Abstract Measurement of the global heat flux using fast-responding temperature-sensitive paint (fast TSP) in a shock tunnel is crucial to understanding complex aerothermal effects, but its accuracy is limited by the simplified inverse algorithm as well as the uncertainty in the thermal properties and the thickness of the TSP. In the present work, an in-situ transient calibration method is proposed to determine important parameters in one-dimensional double-layer semi-infinite heat conduction for TSP measurement via heat flux gauges. A fast-converging iterative scheme based on the Levenberg–Marquardt algorithm is used to search for the optimal parameters that minimize the difference between the transient experimental and simulated temperature histories. Furthermore, the heat flux history is determined using the impulse method according to the calibrated parameters.
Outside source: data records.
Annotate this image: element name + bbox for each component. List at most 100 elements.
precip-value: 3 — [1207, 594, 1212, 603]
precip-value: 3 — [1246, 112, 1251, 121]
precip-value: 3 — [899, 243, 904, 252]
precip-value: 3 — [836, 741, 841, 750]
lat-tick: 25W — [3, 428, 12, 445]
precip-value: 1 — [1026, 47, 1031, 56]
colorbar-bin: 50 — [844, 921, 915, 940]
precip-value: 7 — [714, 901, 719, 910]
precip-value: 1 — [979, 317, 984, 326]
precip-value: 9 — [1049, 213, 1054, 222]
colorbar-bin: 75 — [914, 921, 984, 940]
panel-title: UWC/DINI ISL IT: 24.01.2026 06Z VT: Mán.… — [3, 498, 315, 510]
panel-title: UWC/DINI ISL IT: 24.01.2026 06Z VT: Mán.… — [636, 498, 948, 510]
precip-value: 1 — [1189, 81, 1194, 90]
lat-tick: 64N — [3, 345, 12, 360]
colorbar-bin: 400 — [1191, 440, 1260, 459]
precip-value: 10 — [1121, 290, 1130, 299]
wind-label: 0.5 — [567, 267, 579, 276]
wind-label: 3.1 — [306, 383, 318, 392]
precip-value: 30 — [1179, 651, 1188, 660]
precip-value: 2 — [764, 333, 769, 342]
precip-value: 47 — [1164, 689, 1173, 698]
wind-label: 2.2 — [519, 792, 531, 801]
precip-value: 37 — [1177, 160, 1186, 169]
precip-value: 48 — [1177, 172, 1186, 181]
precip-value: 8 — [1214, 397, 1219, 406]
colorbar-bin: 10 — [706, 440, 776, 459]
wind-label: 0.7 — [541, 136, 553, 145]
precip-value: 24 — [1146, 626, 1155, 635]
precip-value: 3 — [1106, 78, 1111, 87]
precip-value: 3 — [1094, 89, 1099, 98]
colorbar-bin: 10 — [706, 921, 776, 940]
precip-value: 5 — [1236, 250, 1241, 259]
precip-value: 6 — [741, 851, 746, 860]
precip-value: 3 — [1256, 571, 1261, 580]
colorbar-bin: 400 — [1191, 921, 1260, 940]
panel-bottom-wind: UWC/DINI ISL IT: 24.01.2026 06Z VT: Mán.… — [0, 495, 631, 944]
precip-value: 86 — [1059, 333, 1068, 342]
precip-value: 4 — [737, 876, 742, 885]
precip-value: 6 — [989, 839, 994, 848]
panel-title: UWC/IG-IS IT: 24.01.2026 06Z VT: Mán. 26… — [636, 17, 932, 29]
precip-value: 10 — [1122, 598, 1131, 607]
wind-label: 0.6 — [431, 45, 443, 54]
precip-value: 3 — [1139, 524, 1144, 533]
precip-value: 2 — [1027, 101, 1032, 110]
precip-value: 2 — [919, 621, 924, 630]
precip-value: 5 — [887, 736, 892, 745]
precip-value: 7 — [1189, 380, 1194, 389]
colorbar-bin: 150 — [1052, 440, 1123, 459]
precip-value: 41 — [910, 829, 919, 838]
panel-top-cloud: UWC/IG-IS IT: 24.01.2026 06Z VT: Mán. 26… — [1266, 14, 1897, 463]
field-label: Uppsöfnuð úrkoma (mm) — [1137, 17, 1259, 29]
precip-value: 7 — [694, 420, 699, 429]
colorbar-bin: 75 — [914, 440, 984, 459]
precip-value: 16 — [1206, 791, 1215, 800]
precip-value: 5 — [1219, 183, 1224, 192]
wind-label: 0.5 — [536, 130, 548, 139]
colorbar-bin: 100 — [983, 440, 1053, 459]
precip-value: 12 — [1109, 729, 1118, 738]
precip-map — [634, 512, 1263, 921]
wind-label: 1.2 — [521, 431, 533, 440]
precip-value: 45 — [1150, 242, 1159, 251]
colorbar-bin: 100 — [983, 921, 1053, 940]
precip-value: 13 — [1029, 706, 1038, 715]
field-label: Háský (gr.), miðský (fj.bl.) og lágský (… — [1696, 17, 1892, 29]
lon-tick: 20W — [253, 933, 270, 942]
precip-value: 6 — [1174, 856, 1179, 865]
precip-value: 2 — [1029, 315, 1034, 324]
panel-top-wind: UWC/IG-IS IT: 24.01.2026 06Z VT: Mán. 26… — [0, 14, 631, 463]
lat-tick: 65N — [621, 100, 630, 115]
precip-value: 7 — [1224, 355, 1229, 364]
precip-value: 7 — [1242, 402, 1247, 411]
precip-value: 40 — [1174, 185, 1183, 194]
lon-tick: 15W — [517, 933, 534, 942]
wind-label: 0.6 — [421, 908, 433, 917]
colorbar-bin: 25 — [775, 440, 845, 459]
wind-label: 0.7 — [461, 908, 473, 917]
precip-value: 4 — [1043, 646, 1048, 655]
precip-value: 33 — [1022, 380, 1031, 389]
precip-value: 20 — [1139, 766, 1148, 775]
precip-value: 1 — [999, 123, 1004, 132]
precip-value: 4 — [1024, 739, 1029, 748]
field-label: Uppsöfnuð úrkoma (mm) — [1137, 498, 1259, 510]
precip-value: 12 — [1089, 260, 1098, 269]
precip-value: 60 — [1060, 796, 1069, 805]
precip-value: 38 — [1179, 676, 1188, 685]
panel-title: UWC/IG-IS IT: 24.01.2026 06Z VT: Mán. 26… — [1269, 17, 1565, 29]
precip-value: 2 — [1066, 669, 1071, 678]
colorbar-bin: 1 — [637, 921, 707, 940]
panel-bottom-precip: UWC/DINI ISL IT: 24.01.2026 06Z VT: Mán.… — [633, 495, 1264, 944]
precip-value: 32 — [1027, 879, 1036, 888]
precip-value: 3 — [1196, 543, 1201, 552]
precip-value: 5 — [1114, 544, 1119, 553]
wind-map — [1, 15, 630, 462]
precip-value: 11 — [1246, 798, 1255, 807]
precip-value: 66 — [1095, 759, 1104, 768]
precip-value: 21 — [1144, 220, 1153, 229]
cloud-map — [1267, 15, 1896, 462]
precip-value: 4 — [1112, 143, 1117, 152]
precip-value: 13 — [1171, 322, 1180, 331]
A fast-TSP measurement of 34° ramp flow was conducted at 75 kHz in a Mach-12.1 shock tunnel to validate the proposed method. The results show that the heat flux histories obtained from the TSP and the heat flux gauge results are in good agreement throughout the test period of 11 ms. Moreover, the use of multiple gauges in the calibration further improves the overall consistency of the heat flux amplitude. The in-situ transient calibration method effectively improves the accuracy of the measurement of time-resolved heat flux with relatively low hardware and computational costs.